In this excerpt, TD and Dr. Miles discuss the effects of the publication of the Abu Ghraib photographs on the security of American troops in Iraq:
The Talking Dog: You've noted that prior to the Abu Ghraib photographs being published, around April of 2004, all American troops captured in Iraq were returned alive, and yet, after that, we have seen beheadings and other atrocities against our troops. (Indeed, the first, Specialist Keith Maupin, was around 2 weeks after the Abu Ghraib photos came out). One can certainly infer that, for example, the fears of the Judge Advocate General's corps that mistreatment of prisoners in our custody almost guaranteed reciprocity were realized, and Americans' giving up some semblance of the moral high ground where we needed the cooperation of the local populace for our own mission was itself not a really good idea, by and large, would you agree that most Americans simply just don't see the relationship between our mistreatment of others and the mistreatment of Americans?

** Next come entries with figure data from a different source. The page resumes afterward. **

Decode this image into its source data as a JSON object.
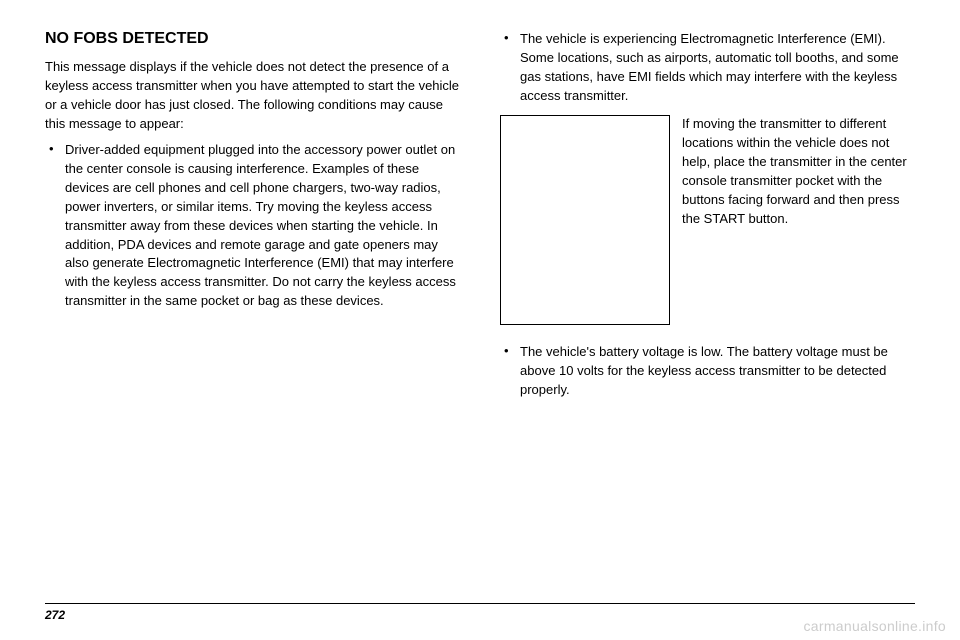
{
  "heading": "NO FOBS DETECTED",
  "intro": "This message displays if the vehicle does not detect the presence of a keyless access transmitter when you have attempted to start the vehicle or a vehicle door has just closed. The following conditions may cause this message to appear:",
  "left_bullet": "Driver-added equipment plugged into the accessory power outlet on the center console is causing interference. Examples of these devices are cell phones and cell phone chargers, two-way radios, power inverters, or similar items. Try moving the keyless access transmitter away from these devices when starting the vehicle. In addition, PDA devices and remote garage and gate openers may also generate Electromagnetic Interference (EMI) that may interfere with the keyless access transmitter. Do not carry the keyless access transmitter in the same pocket or bag as these devices.",
  "right_bullet_1": "The vehicle is experiencing Electromagnetic Interference (EMI). Some locations, such as airports, automatic toll booths, and some gas stations, have EMI fields which may interfere with the keyless access transmitter.",
  "caption": "If moving the transmitter to different locations within the vehicle does not help, place the transmitter in the center console transmitter pocket with the buttons facing forward and then press the START button.",
  "right_bullet_2": "The vehicle's battery voltage is low. The battery voltage must be above 10 volts for the keyless access transmitter to be detected properly.",
  "page_number": "272",
  "watermark": "carmanualsonline.info",
  "bullet_char": "•"
}
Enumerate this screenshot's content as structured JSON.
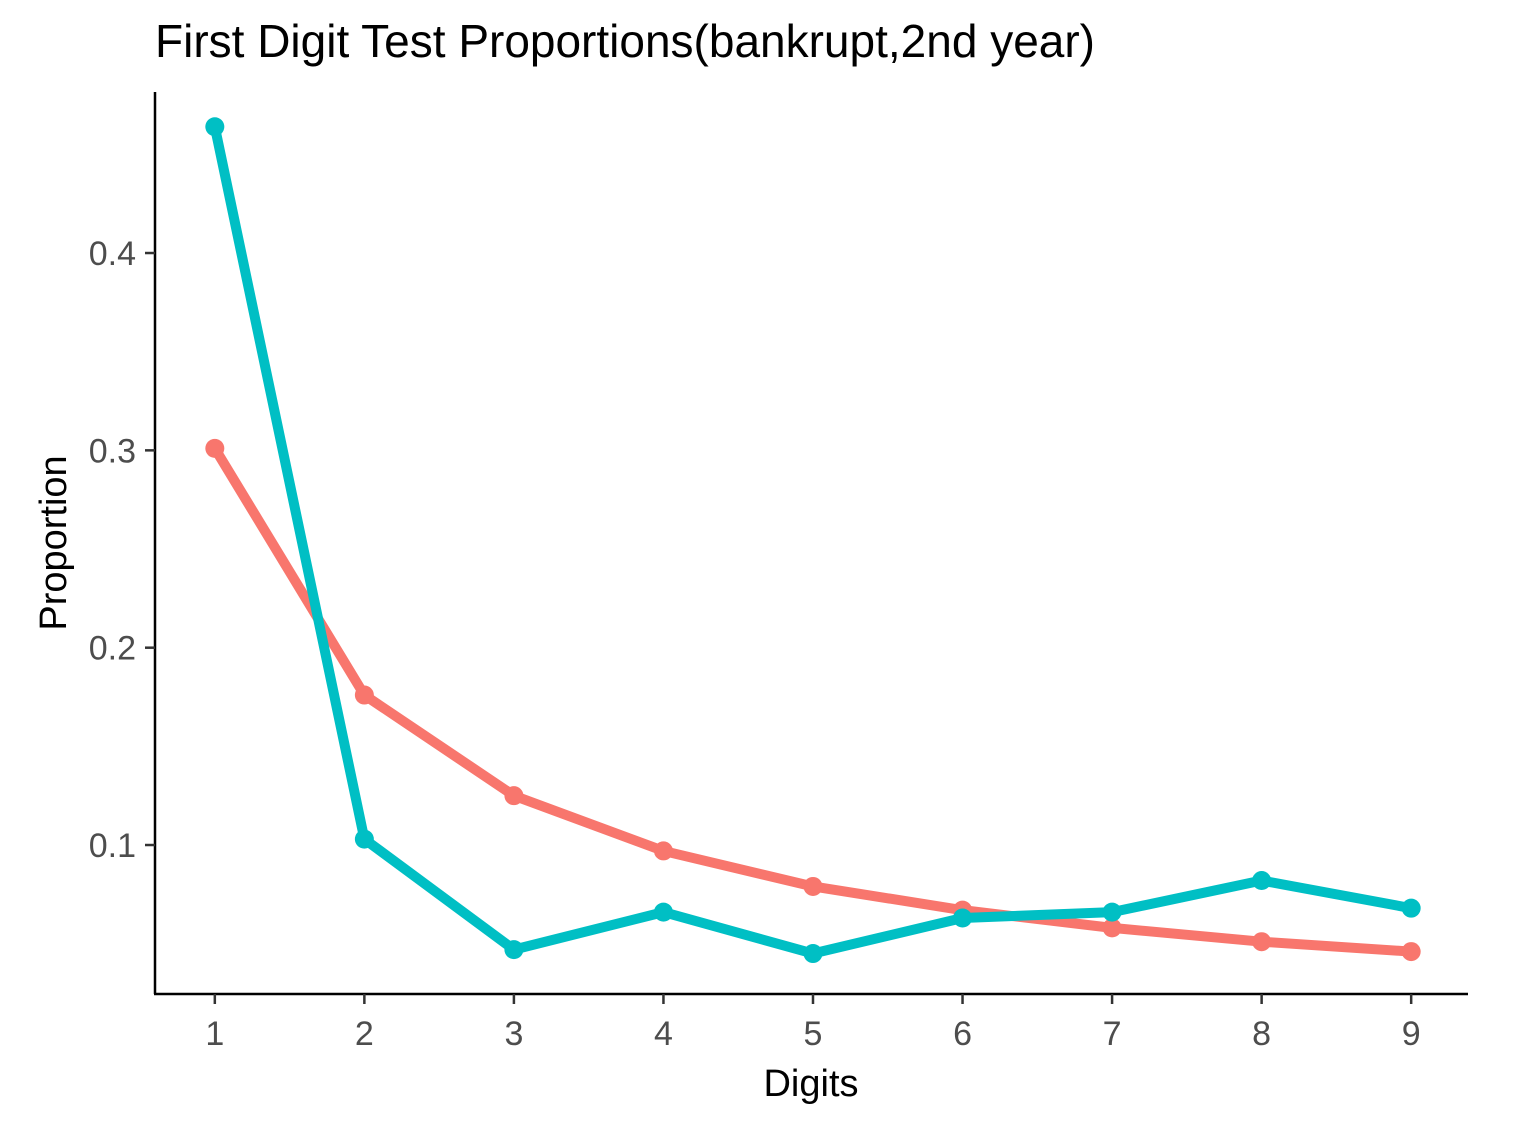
{
  "chart_data": {
    "type": "line",
    "title": "First Digit Test Proportions(bankrupt,2nd year)",
    "xlabel": "Digits",
    "ylabel": "Proportion",
    "categories": [
      1,
      2,
      3,
      4,
      5,
      6,
      7,
      8,
      9
    ],
    "x_ticks": [
      "1",
      "2",
      "3",
      "4",
      "5",
      "6",
      "7",
      "8",
      "9"
    ],
    "y_ticks": [
      {
        "value": 0.1,
        "label": "0.1"
      },
      {
        "value": 0.2,
        "label": "0.2"
      },
      {
        "value": 0.3,
        "label": "0.3"
      },
      {
        "value": 0.4,
        "label": "0.4"
      }
    ],
    "xlim": [
      0.6,
      9.38
    ],
    "ylim": [
      0.0245,
      0.4816
    ],
    "grid": false,
    "legend": "none",
    "series": [
      {
        "color": "#f8766d",
        "values": [
          0.301,
          0.176,
          0.125,
          0.097,
          0.079,
          0.067,
          0.058,
          0.051,
          0.046
        ]
      },
      {
        "color": "#00bfc4",
        "values": [
          0.464,
          0.103,
          0.047,
          0.066,
          0.045,
          0.063,
          0.066,
          0.082,
          0.068
        ]
      }
    ]
  }
}
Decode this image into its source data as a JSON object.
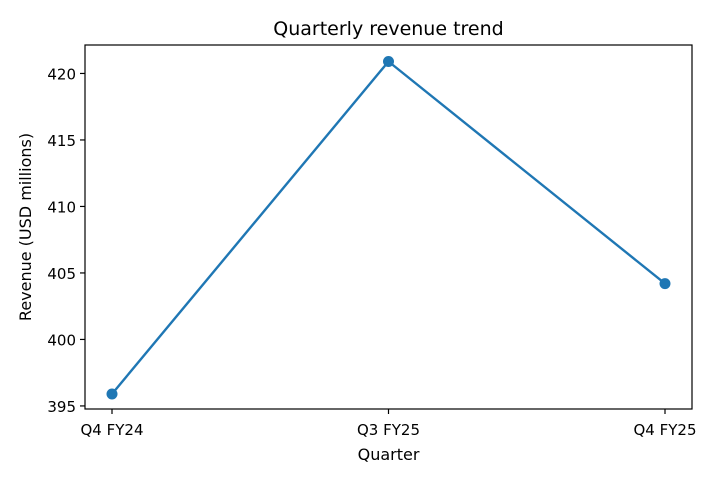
{
  "chart_data": {
    "type": "line",
    "title": "Quarterly revenue trend",
    "xlabel": "Quarter",
    "ylabel": "Revenue (USD millions)",
    "categories": [
      "Q4 FY24",
      "Q3 FY25",
      "Q4 FY25"
    ],
    "series": [
      {
        "name": "Revenue",
        "values": [
          395.9,
          420.9,
          404.2
        ],
        "color": "#1f77b4"
      }
    ],
    "ylim": [
      394.77,
      422.14
    ],
    "yticks": [
      395,
      400,
      405,
      410,
      415,
      420
    ],
    "grid": false,
    "legend": "none"
  }
}
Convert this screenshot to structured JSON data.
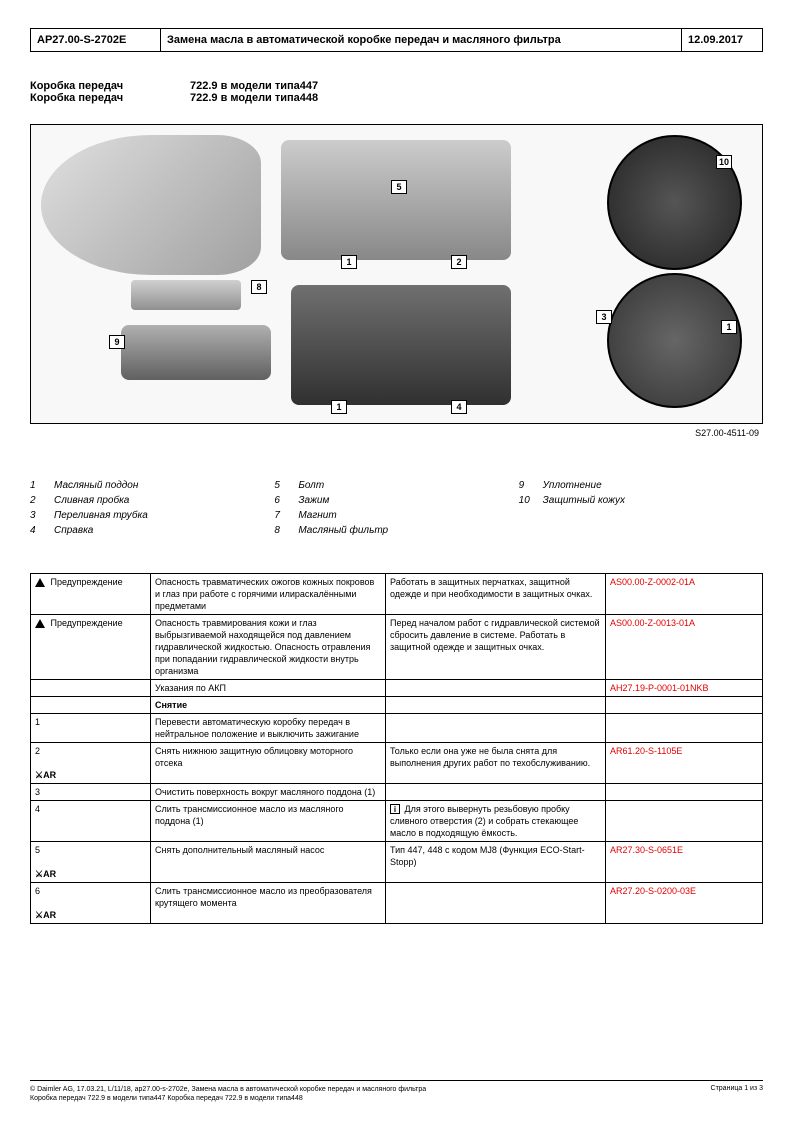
{
  "header": {
    "code": "AP27.00-S-2702E",
    "title": "Замена масла в автоматической коробке передач и масляного фильтра",
    "date": "12.09.2017"
  },
  "gearbox": {
    "label": "Коробка передач",
    "line1": "722.9 в модели типа447",
    "line2": "722.9 в модели типа448"
  },
  "figure_code": "S27.00-4511-09",
  "callouts": {
    "c1": "1",
    "c2": "2",
    "c3": "3",
    "c4": "4",
    "c5": "5",
    "c8": "8",
    "c9": "9",
    "c10": "10"
  },
  "legend": {
    "col1": [
      {
        "n": "1",
        "t": "Масляный поддон"
      },
      {
        "n": "2",
        "t": "Сливная пробка"
      },
      {
        "n": "3",
        "t": "Переливная трубка"
      },
      {
        "n": "4",
        "t": "Справка"
      }
    ],
    "col2": [
      {
        "n": "5",
        "t": "Болт"
      },
      {
        "n": "6",
        "t": "Зажим"
      },
      {
        "n": "7",
        "t": "Магнит"
      },
      {
        "n": "8",
        "t": "Масляный фильтр"
      }
    ],
    "col3": [
      {
        "n": "9",
        "t": "Уплотнение"
      },
      {
        "n": "10",
        "t": "Защитный кожух"
      }
    ]
  },
  "table": {
    "rows": [
      {
        "icon_type": "warn",
        "icon_text": "Предупреждение",
        "c1": "Опасность травматических ожогов кожных покровов и глаз при работе с горячими илираскалёнными предметами",
        "c2": "Работать в защитных перчатках, защитной одежде и при необходимости в защитных очках.",
        "ref": "AS00.00-Z-0002-01A"
      },
      {
        "icon_type": "warn",
        "icon_text": "Предупреждение",
        "c1": "Опасность травмирования кожи и глаз выбрызгиваемой находящейся под давлением гидравлической жидкостью. Опасность отравления при попадании гидравлической жидкости внутрь организма",
        "c2": "Перед началом работ с гидравлической системой сбросить давление в системе. Работать в защитной одежде и защитных очках.",
        "ref": "AS00.00-Z-0013-01A"
      },
      {
        "icon_type": "",
        "icon_text": "",
        "c1": "Указания по АКП",
        "c2": "",
        "ref": "AH27.19-P-0001-01NKB"
      },
      {
        "icon_type": "",
        "icon_text": "",
        "c1_bold": "Снятие",
        "c2": "",
        "ref": ""
      },
      {
        "icon_type": "",
        "icon_text": "1",
        "c1": "Перевести автоматическую коробку передач в нейтральное положение и выключить зажигание",
        "c2": "",
        "ref": ""
      },
      {
        "icon_type": "ar",
        "icon_text": "2",
        "c1": "Снять нижнюю защитную облицовку моторного отсека",
        "c2": "Только если она уже не была снята для выполнения других работ по техобслуживанию.",
        "ref": "AR61.20-S-1105E"
      },
      {
        "icon_type": "",
        "icon_text": "3",
        "c1": "Очистить поверхность вокруг масляного поддона (1)",
        "c2": "",
        "ref": ""
      },
      {
        "icon_type": "",
        "icon_text": "4",
        "c1": "Слить трансмиссионное масло из масляного поддона (1)",
        "c2_info": "Для этого вывернуть резьбовую пробку сливного отверстия (2) и собрать стекающее масло в подходящую ёмкость.",
        "ref": ""
      },
      {
        "icon_type": "ar",
        "icon_text": "5",
        "c1": "Снять дополнительный масляный насос",
        "c2": "Тип 447, 448 с кодом MJ8 (Функция ECO-Start-Stopp)",
        "ref": "AR27.30-S-0651E"
      },
      {
        "icon_type": "ar",
        "icon_text": "6",
        "c1": "Слить трансмиссионное масло из преобразователя крутящего момента",
        "c2": "",
        "ref": "AR27.20-S-0200-03E"
      }
    ]
  },
  "footer": {
    "left": "© Daimler AG, 17.03.21, L/11/18, ap27.00-s-2702e, Замена масла в автоматической коробке передач и масляного фильтра\nКоробка передач 722.9 в модели типа447 Коробка передач 722.9 в модели типа448",
    "right": "Страница 1 из 3"
  }
}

Steven Miles: Most Americans see torture as a form of brutalization of a person. They do not understand that torture destroys civil society. Indeed in most cases, torture is used by authoritarian regimes with the intent of destroying civil society. To this end, journalists, activists, lawyers, teachers, students, labor organizers, and intellectuals are its primary targets. The use of torture in Iraq has made it impossible for the United States to serve as a midwife to civil society there. It has undermined the credibility of our appeals on behalf of the humane and legally fair treatment of proponents of civil society in countries like China or Myrnamar. At the largest level, promoting civil societies must be the overarching policy objective of the United States and other democracies. Such societies are necessary for peace as well as global public health and successful economic development. At the end of World War II, the international community concluded that no appeal to the needs of national soverignty could justify or excuse torture or genocide. The United States has undone that momentous conclusion. It has authoritatively introduced into international relations the precedent and assertion that a national executive with the assent of the national legislature may practice torture in the context of a national emergency.
At Phronesisaical, Helmut discusses what he calls the triangulation of torture.
Helmut and Miles both argue that the media's obsession with fantastic ticking bomb scenarios has completely skewed the public's moral and practical understanding of torture.